‘TIMELY SUBJECT’
Artists in “Work Shift” share insights into issues surrounding work in Atlantic Canada
Workers in Atlantic Canada face a variety of challenges.
Conditions of seasonal employment, underemployment and having to work “away” are part of the reality of the region, but so are the qualities of selfreliance and communal activity.
And now “Work Shift”, a new exhibition at the Gallery @ the Guild, is addressing this topic.
Whether it’s farm labour, illustrated by the “Container Series” – colourful trays of ceramic vegetables created by Laura Jean Forrester, inspired by her days working at the Charlottetown Farmers’ Market, or one’s financial status, illustrated by “Credit”, a tactile work by Sam Kinsley, who has turned her hand markings on paper into a translation of an economic situation, a number of themes are explored in the show.

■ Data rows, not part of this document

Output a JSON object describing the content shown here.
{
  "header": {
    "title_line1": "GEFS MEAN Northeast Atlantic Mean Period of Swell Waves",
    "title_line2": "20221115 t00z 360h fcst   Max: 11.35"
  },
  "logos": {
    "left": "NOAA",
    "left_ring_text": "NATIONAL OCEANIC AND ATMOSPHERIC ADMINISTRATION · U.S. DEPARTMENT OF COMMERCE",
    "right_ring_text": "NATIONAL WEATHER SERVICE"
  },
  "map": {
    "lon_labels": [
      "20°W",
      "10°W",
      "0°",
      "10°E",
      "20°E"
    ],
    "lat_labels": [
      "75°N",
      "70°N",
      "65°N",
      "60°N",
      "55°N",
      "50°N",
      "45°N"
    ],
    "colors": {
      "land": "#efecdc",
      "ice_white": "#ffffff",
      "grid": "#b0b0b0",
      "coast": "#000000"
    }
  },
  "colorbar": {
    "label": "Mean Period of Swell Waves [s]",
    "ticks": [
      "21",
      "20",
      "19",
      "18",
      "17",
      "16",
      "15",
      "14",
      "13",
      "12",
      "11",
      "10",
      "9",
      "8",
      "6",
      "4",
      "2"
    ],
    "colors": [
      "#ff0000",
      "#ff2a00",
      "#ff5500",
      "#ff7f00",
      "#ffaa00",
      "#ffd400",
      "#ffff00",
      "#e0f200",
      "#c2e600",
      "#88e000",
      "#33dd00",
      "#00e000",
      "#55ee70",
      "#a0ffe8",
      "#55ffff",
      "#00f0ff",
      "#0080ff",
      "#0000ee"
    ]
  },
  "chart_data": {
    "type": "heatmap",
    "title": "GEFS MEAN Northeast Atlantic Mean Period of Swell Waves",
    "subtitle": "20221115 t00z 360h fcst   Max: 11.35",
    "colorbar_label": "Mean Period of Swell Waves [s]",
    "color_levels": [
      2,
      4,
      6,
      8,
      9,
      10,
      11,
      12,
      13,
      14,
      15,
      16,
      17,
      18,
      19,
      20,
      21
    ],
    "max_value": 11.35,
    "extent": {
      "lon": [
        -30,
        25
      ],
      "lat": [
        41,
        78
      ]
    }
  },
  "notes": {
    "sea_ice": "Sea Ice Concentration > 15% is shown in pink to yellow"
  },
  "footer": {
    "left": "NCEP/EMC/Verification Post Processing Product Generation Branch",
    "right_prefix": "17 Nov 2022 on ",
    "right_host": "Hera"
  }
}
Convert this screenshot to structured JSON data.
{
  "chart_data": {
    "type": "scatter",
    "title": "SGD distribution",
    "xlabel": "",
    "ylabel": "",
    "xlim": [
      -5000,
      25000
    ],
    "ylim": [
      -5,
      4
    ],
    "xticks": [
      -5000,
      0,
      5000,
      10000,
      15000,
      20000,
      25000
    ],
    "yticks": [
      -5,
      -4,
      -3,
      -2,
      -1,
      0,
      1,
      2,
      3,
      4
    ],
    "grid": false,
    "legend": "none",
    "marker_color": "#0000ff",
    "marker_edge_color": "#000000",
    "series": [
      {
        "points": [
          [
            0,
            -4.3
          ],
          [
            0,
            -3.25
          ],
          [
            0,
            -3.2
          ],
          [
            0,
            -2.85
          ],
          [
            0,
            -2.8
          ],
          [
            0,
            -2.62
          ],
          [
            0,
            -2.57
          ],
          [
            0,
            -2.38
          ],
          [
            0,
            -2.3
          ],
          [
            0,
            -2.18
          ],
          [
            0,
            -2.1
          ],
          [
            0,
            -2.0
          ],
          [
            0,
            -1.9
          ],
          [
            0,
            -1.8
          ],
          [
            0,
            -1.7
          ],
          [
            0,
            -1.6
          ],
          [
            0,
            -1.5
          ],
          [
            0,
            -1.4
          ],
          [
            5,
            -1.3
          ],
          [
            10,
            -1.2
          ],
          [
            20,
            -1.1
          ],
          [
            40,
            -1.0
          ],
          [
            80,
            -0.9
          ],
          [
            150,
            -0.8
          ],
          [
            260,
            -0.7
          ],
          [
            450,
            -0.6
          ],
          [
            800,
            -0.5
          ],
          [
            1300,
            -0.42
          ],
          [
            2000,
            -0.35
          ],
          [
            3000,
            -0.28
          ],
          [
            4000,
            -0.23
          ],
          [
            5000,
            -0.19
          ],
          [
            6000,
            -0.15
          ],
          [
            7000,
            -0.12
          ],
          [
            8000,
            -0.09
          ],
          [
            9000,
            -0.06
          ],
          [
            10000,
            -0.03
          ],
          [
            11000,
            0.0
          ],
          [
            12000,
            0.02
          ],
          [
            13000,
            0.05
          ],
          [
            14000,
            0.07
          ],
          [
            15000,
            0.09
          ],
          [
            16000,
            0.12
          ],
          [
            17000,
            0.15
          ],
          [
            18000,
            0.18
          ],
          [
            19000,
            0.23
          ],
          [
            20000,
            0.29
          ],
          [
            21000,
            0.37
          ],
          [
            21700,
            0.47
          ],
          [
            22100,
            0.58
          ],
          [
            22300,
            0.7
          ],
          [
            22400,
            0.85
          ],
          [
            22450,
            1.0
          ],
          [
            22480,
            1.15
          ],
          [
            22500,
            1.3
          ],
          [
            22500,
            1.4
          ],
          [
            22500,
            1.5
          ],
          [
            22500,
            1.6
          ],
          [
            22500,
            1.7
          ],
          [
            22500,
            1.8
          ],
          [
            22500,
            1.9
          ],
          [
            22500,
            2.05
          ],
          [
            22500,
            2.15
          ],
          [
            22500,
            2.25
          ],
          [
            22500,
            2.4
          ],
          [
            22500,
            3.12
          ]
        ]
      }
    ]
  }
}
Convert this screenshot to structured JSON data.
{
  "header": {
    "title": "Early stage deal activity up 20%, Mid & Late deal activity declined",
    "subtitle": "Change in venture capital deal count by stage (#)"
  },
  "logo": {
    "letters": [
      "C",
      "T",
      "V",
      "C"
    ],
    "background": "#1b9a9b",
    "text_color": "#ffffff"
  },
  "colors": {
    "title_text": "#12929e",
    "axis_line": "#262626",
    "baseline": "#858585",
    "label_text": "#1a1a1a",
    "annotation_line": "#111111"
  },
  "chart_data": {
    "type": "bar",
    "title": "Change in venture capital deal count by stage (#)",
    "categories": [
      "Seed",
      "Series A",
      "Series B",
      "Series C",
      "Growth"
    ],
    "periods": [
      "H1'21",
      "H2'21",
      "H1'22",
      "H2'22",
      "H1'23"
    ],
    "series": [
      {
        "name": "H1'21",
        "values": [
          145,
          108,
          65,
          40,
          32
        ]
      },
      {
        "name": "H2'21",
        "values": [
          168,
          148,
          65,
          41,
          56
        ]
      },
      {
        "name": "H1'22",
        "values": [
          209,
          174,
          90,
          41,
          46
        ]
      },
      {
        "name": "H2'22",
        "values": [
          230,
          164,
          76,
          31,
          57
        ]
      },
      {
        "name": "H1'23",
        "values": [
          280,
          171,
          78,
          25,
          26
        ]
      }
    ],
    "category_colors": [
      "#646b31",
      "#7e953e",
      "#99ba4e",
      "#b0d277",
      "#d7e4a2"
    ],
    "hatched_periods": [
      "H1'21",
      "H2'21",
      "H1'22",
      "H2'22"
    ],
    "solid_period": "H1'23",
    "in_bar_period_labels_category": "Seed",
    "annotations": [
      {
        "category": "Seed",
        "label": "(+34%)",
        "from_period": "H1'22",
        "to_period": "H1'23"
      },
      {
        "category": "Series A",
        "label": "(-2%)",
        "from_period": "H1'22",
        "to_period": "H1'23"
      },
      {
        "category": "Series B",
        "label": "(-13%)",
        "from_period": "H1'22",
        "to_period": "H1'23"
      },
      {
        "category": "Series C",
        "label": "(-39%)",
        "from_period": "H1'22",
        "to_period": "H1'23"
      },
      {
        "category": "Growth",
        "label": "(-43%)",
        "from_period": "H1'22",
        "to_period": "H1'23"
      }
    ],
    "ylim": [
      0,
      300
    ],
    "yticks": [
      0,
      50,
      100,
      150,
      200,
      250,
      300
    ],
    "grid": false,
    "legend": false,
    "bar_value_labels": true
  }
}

“Work is a timely subject. Right now, with so many issues involving work, labour and the value of time, we thought it would be really fun to take that approach with the show,” says Sarah Saunders, curator for the exhibition that also features the work of Zachary Gough, John MacKenzie, Ruth Skinner and Martin Weinhold and runs until Saturday, Jan. 19, at The Guild.
On one wall, Weinheld’s collection of black and white photographs captures the engagement of people at work. It shows beekeepers, potato packers and mussel workers as well as an oyster fisher, attending to their daily tasks.
“These are beautiful in the way the artist shot them. You’re aware of how people move within their space to do these jobs. It’s almost like choreography.”
On another wall, Skinner’s collection of photographs of the bridge, stairway and the glass door detail from the MV Abegweit and pay homage to the people who worked (or travelled to work) on the icebreaking railway, vehicle and passenger ferry.
Honour is also paid to the travelling worker in “Lower the Boom”, a poem by John MacKenzie. It describes the August day in 1998 when Miscouche native Ivan Arsenault was killed after “a framework of steel and rivets” slammed into him while he was building a high-rise in Ontario.
Beginning with the details of the construction worker’s 4 a.m. breakfast routine, “eating cereal from a box and drinking tea that steeped while he brushed his teeth”, MacKenzie’s words
paint vivid images in the mind of the viewer when they stop to read the super-sized poem on the gallery wall.
“This one struck me on a personal level. It’s the idea of migrant work, when people leave home for a job of any kind, and how it affects the person, the people they’ve left behind and their tie to their community.”
The hazardous nature of work, at times, is the theme of an installation by Gough. Entitled, “The Precarious Creative Workers of the World Little Red Songbook”, it consists of a video and a songbook.
One of the songs, “Immaterial Girl”, sung to the pop tune, talks about workers not being valued while bosses continually ask for more.
The book is a re-working of the infamous “Industrial Workers of the World Little Red Songbook”, which published over the past 100 years has mobilized union support and solidarity between workers in the 20th century.